老舗の名店や高級デパートなどが並ぶ街、銀座。昔ながらの情緒あふれるゆったりとした時間が流れる街、新富町。この2つの街を結ぶエリアには、銀座の賑わいを背にして、下町風のリラックスした空気が流れている。この辺りは、古くは木挽町2丁目〜3丁目に属し、芝居町として華やいだ一画。その名残からなのだろうか、お行儀のよい銀座を横目に、ここにはもっと自由に、より自分らしい表情を見せる、個性豊かな構えの店がひしめき合っているのだ。とはいえ、場所柄、オフィスビルやマンションも集結。そびえ立つコンクリートビルの合間からひょっこりと、そんなお店たちがさりげない主張をもって顔を出す。そんな"共存風景"がおもしろいエリアなのである。

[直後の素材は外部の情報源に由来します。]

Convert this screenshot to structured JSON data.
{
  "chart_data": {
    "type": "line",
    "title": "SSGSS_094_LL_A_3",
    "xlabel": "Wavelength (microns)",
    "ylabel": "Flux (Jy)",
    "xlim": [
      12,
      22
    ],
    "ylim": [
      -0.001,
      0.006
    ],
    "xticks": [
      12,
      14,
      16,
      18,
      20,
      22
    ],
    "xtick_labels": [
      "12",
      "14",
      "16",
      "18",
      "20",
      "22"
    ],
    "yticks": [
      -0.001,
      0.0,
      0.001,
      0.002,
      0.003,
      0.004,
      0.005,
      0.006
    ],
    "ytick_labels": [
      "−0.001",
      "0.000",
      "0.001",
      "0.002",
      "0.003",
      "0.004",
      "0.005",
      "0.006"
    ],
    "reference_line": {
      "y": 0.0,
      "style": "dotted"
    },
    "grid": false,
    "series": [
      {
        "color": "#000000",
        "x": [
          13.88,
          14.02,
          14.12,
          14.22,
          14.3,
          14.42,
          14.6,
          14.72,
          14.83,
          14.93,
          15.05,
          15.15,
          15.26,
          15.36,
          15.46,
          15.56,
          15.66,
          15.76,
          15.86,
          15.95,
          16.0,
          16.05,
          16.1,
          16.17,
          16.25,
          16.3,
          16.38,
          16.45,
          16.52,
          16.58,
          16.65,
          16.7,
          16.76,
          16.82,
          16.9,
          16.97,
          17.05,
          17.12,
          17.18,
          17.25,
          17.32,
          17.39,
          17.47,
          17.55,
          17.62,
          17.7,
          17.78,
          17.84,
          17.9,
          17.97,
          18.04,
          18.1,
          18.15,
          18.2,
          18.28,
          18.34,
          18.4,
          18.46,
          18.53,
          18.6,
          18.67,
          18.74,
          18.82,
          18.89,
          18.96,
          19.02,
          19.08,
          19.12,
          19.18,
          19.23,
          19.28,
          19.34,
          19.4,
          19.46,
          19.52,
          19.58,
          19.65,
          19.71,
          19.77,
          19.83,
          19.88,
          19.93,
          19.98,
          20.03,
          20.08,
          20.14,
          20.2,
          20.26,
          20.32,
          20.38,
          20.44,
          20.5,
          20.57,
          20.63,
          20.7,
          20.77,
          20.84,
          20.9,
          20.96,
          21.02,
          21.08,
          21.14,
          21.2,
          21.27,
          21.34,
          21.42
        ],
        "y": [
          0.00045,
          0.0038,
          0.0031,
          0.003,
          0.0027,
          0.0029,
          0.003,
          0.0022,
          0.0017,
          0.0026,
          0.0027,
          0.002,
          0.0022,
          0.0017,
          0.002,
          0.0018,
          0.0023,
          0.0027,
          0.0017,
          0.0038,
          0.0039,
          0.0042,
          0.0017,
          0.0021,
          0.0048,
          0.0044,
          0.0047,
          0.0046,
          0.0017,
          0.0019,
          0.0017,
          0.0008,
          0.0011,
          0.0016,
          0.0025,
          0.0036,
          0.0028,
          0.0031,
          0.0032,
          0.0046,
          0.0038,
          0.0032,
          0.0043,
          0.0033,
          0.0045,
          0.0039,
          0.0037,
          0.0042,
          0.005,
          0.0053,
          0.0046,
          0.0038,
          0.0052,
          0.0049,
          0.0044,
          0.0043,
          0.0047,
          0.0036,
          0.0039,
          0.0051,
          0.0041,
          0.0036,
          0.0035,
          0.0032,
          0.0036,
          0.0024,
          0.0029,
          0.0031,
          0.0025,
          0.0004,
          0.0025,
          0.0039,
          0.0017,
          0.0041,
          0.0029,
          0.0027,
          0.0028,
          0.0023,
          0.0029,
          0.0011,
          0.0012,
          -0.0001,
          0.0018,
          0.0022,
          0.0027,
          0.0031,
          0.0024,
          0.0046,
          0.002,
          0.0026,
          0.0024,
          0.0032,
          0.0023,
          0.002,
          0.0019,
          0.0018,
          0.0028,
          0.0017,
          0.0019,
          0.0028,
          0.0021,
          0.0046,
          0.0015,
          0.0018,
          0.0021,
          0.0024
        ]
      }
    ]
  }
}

たとえば、「酒蔵秩父錦」(地図・3)という居酒屋。それは店名に載せた秩父の銘酒のみを供するこだわりの飲み屋だ。元は炭を売る燃料屋だったという日本家屋で、夜になると橙色の灯りが窓からもれ、古い建物がぼぅっと浮かび上がり、情緒ある風景を見せてくれる。しかし、店の正面に立ち、目を上に見やると、後ろには背の高いコンクリートビルがこの日本家屋を見下ろすようにすっくと立っているのである。ほかにも、古くから続く中華そば屋(地図・2)がオフィスビルの隣にのれんを下げていたり、マンションの1Fに南シチリア料理を出すイタリアンが旗を出していたり、丁寧な仕事がされる手焼き煎餅屋が軒を構えていたり、それぞれの立地のあり方はかなり特徴的でおもしろい。
また、店のジャンルが幅広いのも楽しい。トラットリア、ピッツェリア、ワインバー、カフェ、しゃぶしゃぶ屋、居酒屋、カレー屋、コロッケ屋(地図・1)、さらには畳店に足袋屋(地図・10)まで。それこそ、寿司屋(地図・8)と和食ダイニング(地図・9)とフレンチビストロ(地図・7)が並んでいる通りまであり、そんな店と店の"共存風景"も見ることができる。そして、それらすべてに共通しているのが、こだわりがあるのに、気取らない入りやすいお店ということ。ここに流れるゆるやかな空気が店を育て、そんな店が働く人、暮らす人を支えているのだろう。そう思えるエリアなのである。